The continuous input of wastewater, either directly released to the ocean or indirectly related to land-based sources, causes coral colonies to become more susceptible and vulnerable to diseases and other external threats. Corals are very fragile and sensitive, nutrient input due to wastewater is a large threat for corals and this is occurring abundantly on St. Maarten. The high infection rates of SCTLD disease clearly shows the vulnerability of St. Maarten corals. St. Maarten was one of the first Caribbean Nations (together with Jamaica and Mexican Caribbean) affected with this new disease, after its discovery in Florida in 2014. An active Port, including transshipment port and cruise ship terminal, may have caused SCTLD disease to arrive on St. Maarten early, via ballast water, urging the need of proper regulations and enforcement of discharging ballast water.
Picture 3: Depicts a lettuce coral (Agaricia agaricites) currently infected by the coral disease (photo credit Leslie Hickerson).
The Nature Foundation used the Roving Diver methodology in order to establish the impact of the Tissue Loss disease on coral reefs. During the research, scientific divers conduct a swim around the site, focusing on species that are primarily impacted by the disease outbreak, all stony coral species and their level of disease impact are being recorded. This research provides insight in the order in which species are affected, the rate of spread of the disease and the frequency across different coral reef sites.

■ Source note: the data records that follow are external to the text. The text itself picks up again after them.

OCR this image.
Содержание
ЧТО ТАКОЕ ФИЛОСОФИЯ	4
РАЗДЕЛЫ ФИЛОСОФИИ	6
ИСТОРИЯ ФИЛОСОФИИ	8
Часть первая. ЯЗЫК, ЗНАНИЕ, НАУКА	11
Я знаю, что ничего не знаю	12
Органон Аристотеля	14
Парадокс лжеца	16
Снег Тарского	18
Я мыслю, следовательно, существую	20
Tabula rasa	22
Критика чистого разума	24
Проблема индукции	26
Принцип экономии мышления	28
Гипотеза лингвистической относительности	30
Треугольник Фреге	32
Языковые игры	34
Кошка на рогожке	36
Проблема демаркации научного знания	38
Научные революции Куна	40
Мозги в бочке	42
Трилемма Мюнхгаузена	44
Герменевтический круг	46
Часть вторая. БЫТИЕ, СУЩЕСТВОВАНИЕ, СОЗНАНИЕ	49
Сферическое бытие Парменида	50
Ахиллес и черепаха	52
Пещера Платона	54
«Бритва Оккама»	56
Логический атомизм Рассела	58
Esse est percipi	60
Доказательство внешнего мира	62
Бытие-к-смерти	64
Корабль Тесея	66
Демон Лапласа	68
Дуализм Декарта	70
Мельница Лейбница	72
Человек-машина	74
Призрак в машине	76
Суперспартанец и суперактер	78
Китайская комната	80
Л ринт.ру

Tissue loss disease (SCTLD) is a relatively new issue that has been plaguing coral reefs in the Atlantic Basin for the last few years. The coral reef disease manifests itself through the creation of white blotches on stony coral, eventually leading to the loss of tissue and eventual death in the coral colony. The disease affects 20 different coral species and is able to kill colonies within several weeks or months. The disease appears to be water borne and may potentially be spread by divers their gear according to the Florida Disease Advisory Committee. Nature Foundation advises scuba divers to soak their gear in a 1% bleach solution for 10 minutes, and rinse well after, especially when moving in between islands. Nature Foundation also advises all divers to be aware of their fins and to not touch any diseased or healthy coral; as you will transmit the disease to other corals!
Graph 1: Shows the total percentage of SCTLD diseased ‘primary susceptible’ coral colonies per survey period for St. Maarten, the graph also shows the decrease in total coral colonies recorded in 2.5 hours (blue line) per survey period.